それにしても,ヘルスケア業界はM&Aが多いですね.多少高くても既に出来上がったものを会社ごと買ってしまう方が結局は安上がりと聞いたことがあります.新薬の開発というのはそれだけ難しいのかもしれませんね.

中国人の知人から聞いた話では,中国では新薬開発で起業して,開発が軌道に乗ったらその会社ごと大手企業に売却して財産を築く人がいるそうです.開発が軌道に乗れば,それを生産するのは設備が整っている大手企業の得意とする所なので,買い手数多だそうです.

さて,売上を見ると順調ですが,アッヴィにはヒュミラの特許期限切れという問題があります.ヒュミラとは抗リウマチ剤でアッヴィの売上の半分以上を占める主力商品ですが,その特許が2023年に切れ,特許が切れると,ヒュミラからの売上が激減するため,その穴埋めとして今回アラガンの買収に踏み切ったとされています.

ヘルスケア企業の特徴ですが,アッヴィも高い利益率を保持しています.過去10年の平均では営業利益率が30%弱,純利益率でも約20%と魅力的な数字です.

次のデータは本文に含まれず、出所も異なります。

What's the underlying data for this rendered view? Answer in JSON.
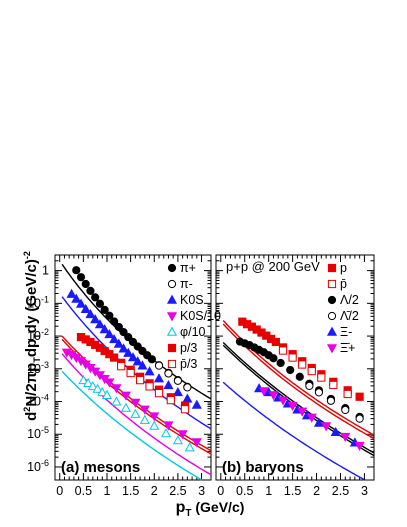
{
  "chart_data": [
    {
      "type": "scatter",
      "panel_label": "(a) mesons",
      "xlabel": "p_T (GeV/c)",
      "ylabel": "d²N/2πp_T dp_T dy  (GeV/c)^-2",
      "xlim": [
        -0.1,
        3.2
      ],
      "ylim": [
        4e-07,
        3
      ],
      "log_y": true,
      "x_ticks": [
        "0",
        "0.5",
        "1",
        "1.5",
        "2",
        "2.5",
        "3"
      ],
      "y_ticks": [
        "1",
        "10^-1",
        "10^-2",
        "10^-3",
        "10^-4",
        "10^-5",
        "10^-6"
      ],
      "legend_position": "top-right",
      "series": [
        {
          "name": "π+",
          "marker": "circle",
          "filled": true,
          "color": "#000000",
          "curve": {
            "A": 2.0,
            "T": 0.2,
            "n": 10.5
          },
          "x": [
            0.35,
            0.45,
            0.55,
            0.65,
            0.75,
            0.85,
            0.95,
            1.05,
            1.15,
            1.25,
            1.35,
            1.45,
            1.55,
            1.65,
            1.75,
            1.85,
            1.95,
            2.1,
            2.3,
            2.5,
            2.7
          ],
          "y": [
            1.03,
            0.63,
            0.39,
            0.24,
            0.152,
            0.097,
            0.063,
            0.042,
            0.028,
            0.019,
            0.0132,
            0.0093,
            0.0066,
            0.0048,
            0.0035,
            0.0026,
            0.00195,
            0.00128,
            0.00075,
            0.00045,
            0.00028
          ]
        },
        {
          "name": "π-",
          "marker": "circle",
          "filled": false,
          "color": "#000000",
          "curve": null,
          "x": [
            2.1,
            2.3,
            2.5,
            2.7
          ],
          "y": [
            0.00125,
            0.00072,
            0.00043,
            0.00027
          ]
        },
        {
          "name": "K0S",
          "marker": "triangle-up",
          "filled": true,
          "color": "#1a1aff",
          "curve": {
            "A": 0.2,
            "T": 0.22,
            "n": 12
          },
          "x": [
            0.25,
            0.35,
            0.45,
            0.55,
            0.65,
            0.75,
            0.85,
            0.95,
            1.05,
            1.15,
            1.25,
            1.35,
            1.45,
            1.55,
            1.65,
            1.75,
            1.9,
            2.1,
            2.3,
            2.5,
            2.7,
            2.9
          ],
          "y": [
            0.19,
            0.135,
            0.095,
            0.066,
            0.046,
            0.032,
            0.0224,
            0.0158,
            0.0112,
            0.0079,
            0.0057,
            0.0041,
            0.003,
            0.0022,
            0.00165,
            0.00124,
            0.00082,
            0.0005,
            0.00031,
            0.00019,
            0.00012,
            7.8e-05
          ]
        },
        {
          "name": "K0S/10",
          "marker": "triangle-down",
          "filled": true,
          "color": "#e600e6",
          "curve": {
            "A": 0.0035,
            "T": 0.25,
            "n": 12
          },
          "x": [
            0.15,
            0.25,
            0.35,
            0.45,
            0.55,
            0.65,
            0.75,
            0.85,
            0.95,
            1.05,
            1.2,
            1.4,
            1.6,
            1.8,
            2.0,
            2.3,
            2.6,
            2.9
          ],
          "y": [
            0.0032,
            0.0027,
            0.0022,
            0.00175,
            0.00138,
            0.00108,
            0.00084,
            0.00065,
            0.0005,
            0.00039,
            0.00026,
            0.000155,
            9.4e-05,
            5.8e-05,
            3.6e-05,
            1.9e-05,
            1.02e-05,
            5.8e-06
          ]
        },
        {
          "name": "φ/10",
          "marker": "triangle-up",
          "filled": false,
          "color": "#00c8e6",
          "curve": {
            "A": 0.001,
            "T": 0.28,
            "n": 13
          },
          "x": [
            0.5,
            0.6,
            0.7,
            0.8,
            0.9,
            1.0,
            1.2,
            1.4,
            1.6,
            1.8,
            2.0,
            2.25,
            2.5,
            2.75
          ],
          "y": [
            0.00044,
            0.00036,
            0.00029,
            0.00024,
            0.00019,
            0.000155,
            9.8e-05,
            6.3e-05,
            4.1e-05,
            2.7e-05,
            1.78e-05,
            1.05e-05,
            6.4e-06,
            3.9e-06
          ]
        },
        {
          "name": "p/3",
          "marker": "square",
          "filled": true,
          "color": "#e60000",
          "curve": {
            "A": 0.012,
            "T": 0.27,
            "n": 12
          },
          "x": [
            0.45,
            0.55,
            0.65,
            0.75,
            0.85,
            0.95,
            1.05,
            1.15,
            1.3,
            1.5,
            1.7,
            1.9,
            2.1,
            2.35,
            2.65
          ],
          "y": [
            0.0093,
            0.0079,
            0.0066,
            0.0054,
            0.0044,
            0.0035,
            0.0028,
            0.0022,
            0.00152,
            0.00093,
            0.00057,
            0.00036,
            0.00023,
            0.000135,
            7.5e-05
          ]
        },
        {
          "name": "p̄/3",
          "marker": "square",
          "filled": false,
          "color": "#e60000",
          "curve": {
            "A": 0.0095,
            "T": 0.27,
            "n": 12
          },
          "x": [
            1.3,
            1.5,
            1.7,
            1.9,
            2.1,
            2.35,
            2.65
          ],
          "y": [
            0.0012,
            0.00074,
            0.00045,
            0.00029,
            0.00018,
            0.00011,
            5.8e-05
          ]
        }
      ]
    },
    {
      "type": "scatter",
      "panel_label": "(b) baryons",
      "annotation": "p+p @ 200 GeV",
      "xlabel": "p_T (GeV/c)",
      "xlim": [
        -0.1,
        3.2
      ],
      "ylim": [
        4e-07,
        3
      ],
      "log_y": true,
      "x_ticks": [
        "0",
        "0.5",
        "1",
        "1.5",
        "2",
        "2.5",
        "3"
      ],
      "legend_position": "top-right",
      "series": [
        {
          "name": "p",
          "marker": "square",
          "filled": true,
          "color": "#e60000",
          "curve": {
            "A": 0.036,
            "T": 0.27,
            "n": 12
          },
          "x": [
            0.45,
            0.55,
            0.65,
            0.75,
            0.85,
            0.95,
            1.05,
            1.15,
            1.3,
            1.5,
            1.7,
            1.9,
            2.1,
            2.35,
            2.65,
            2.9
          ],
          "y": [
            0.0275,
            0.023,
            0.0193,
            0.0158,
            0.0128,
            0.0103,
            0.0082,
            0.0066,
            0.0045,
            0.0028,
            0.0017,
            0.00106,
            0.00068,
            0.0004,
            0.00022,
            0.00014
          ]
        },
        {
          "name": "p̄",
          "marker": "square",
          "filled": false,
          "color": "#e60000",
          "curve": {
            "A": 0.028,
            "T": 0.27,
            "n": 12
          },
          "x": [
            1.3,
            1.5,
            1.7,
            1.9,
            2.1,
            2.35,
            2.65
          ],
          "y": [
            0.0036,
            0.0022,
            0.00135,
            0.00085,
            0.00054,
            0.00032,
            0.00017
          ]
        },
        {
          "name": "Λ/2",
          "marker": "circle",
          "filled": true,
          "color": "#000000",
          "curve": {
            "A": 0.0075,
            "T": 0.3,
            "n": 14
          },
          "x": [
            0.4,
            0.5,
            0.6,
            0.7,
            0.8,
            0.9,
            1.0,
            1.1,
            1.25,
            1.45,
            1.65,
            1.85,
            2.05,
            2.3,
            2.6,
            2.9
          ],
          "y": [
            0.0068,
            0.006,
            0.0053,
            0.0045,
            0.0038,
            0.0032,
            0.0026,
            0.0021,
            0.0015,
            0.00092,
            0.00057,
            0.00035,
            0.00022,
            0.00012,
            6.3e-05,
            3.4e-05
          ]
        },
        {
          "name": "Λ̄/2",
          "marker": "circle",
          "filled": false,
          "color": "#000000",
          "curve": {
            "A": 0.0062,
            "T": 0.3,
            "n": 14
          },
          "x": [
            1.85,
            2.05,
            2.3,
            2.6,
            2.9
          ],
          "y": [
            0.0003,
            0.00019,
            0.000105,
            5.5e-05,
            3e-05
          ]
        },
        {
          "name": "Ξ-",
          "marker": "triangle-up",
          "filled": true,
          "color": "#1a1aff",
          "curve": {
            "A": 0.00045,
            "T": 0.33,
            "n": 14
          },
          "x": [
            0.8,
            1.0,
            1.2,
            1.4,
            1.6,
            1.8,
            2.05,
            2.4,
            2.8
          ],
          "y": [
            0.00025,
            0.00019,
            0.00013,
            8.5e-05,
            5.6e-05,
            3.7e-05,
            2.2e-05,
            1.15e-05,
            5.5e-06
          ]
        },
        {
          "name": "Ξ̄+",
          "marker": "triangle-down",
          "filled": true,
          "color": "#e600e6",
          "curve": null,
          "x": [
            0.9,
            1.1,
            1.3,
            1.5,
            1.7,
            1.9,
            2.2,
            2.6,
            2.9
          ],
          "y": [
            0.00021,
            0.00016,
            0.00011,
            7.5e-05,
            5e-05,
            3.3e-05,
            1.8e-05,
            8.5e-06,
            4.5e-06
          ]
        }
      ]
    }
  ]
}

また,キャッシュフローも営業活動で大きなキャッシュフローを稼げています.中でも特筆すべきは投資キャッシュフローが少なく,多くのフリーキャッシュフローが毎年手元に残っていることです.過去10年の平均のフリーキャッシュフローは66億ドルです.投資キャッシュフローには研究開発は項目として含まれていないため,フリーキャッシュフローの多くは研究開発に注ぎ込まれているでしょうが,それでも売上の約3割がフリーキャッシュフローというのはすごいと思います.

アッヴィの株式指標

下のグラフは過去7年間のEPSと配当です(2012年より前のデータは取れませんでした.アッヴィがアボット・ラボラトリーズから分社独立したことによるものと思います).

2014年に崖がありますが,ここ3, 4年は安定しています.

配当はきれいな右肩上がりで,特に2017年から2018年にかけては大きく伸びています.ただ,配当性向が平均で約85%となっており,これ以上,短期間で配当の伸びを期待するのは難しいかもしれません.

7月12日の終値は70.28ドル,PERは約19です.PERはちょっと高いとは思いますが,魅力的な株だと判断できれば躊躇なく買うことが出来る範囲の数字です.

まとめ アッヴィの投資判断

最後に,アッヴィの安全域を計算します.

630億ドルの買収費用を用意するための財務悪化懸念から,割引率はプレミアムを乗っけた10%で計算しました.

結果は,過去の年間平均PERで一番低い値を用いた保守的ケースでは安全域はマイナス,また平均PERを用いた場合でも,安全域はほぼゼロでした.

配当利回りは魅力的ですが,株価の方でそれ以上に損を出してしまっては元も子もありません.なので,アッヴィへの投資は今回は見送りました.

(配当の魅力に目が行き過ぎて)年収においてわずかの得をするために元本の大部分を危険を冒してはいけない

『賢明なる投資家』

と我らがベンジャミン・グレアム先生も仰ってます.購入検討リストには入れて定期的にチェックはしようと思いますが,今すぐに投資をすることはしないと思います.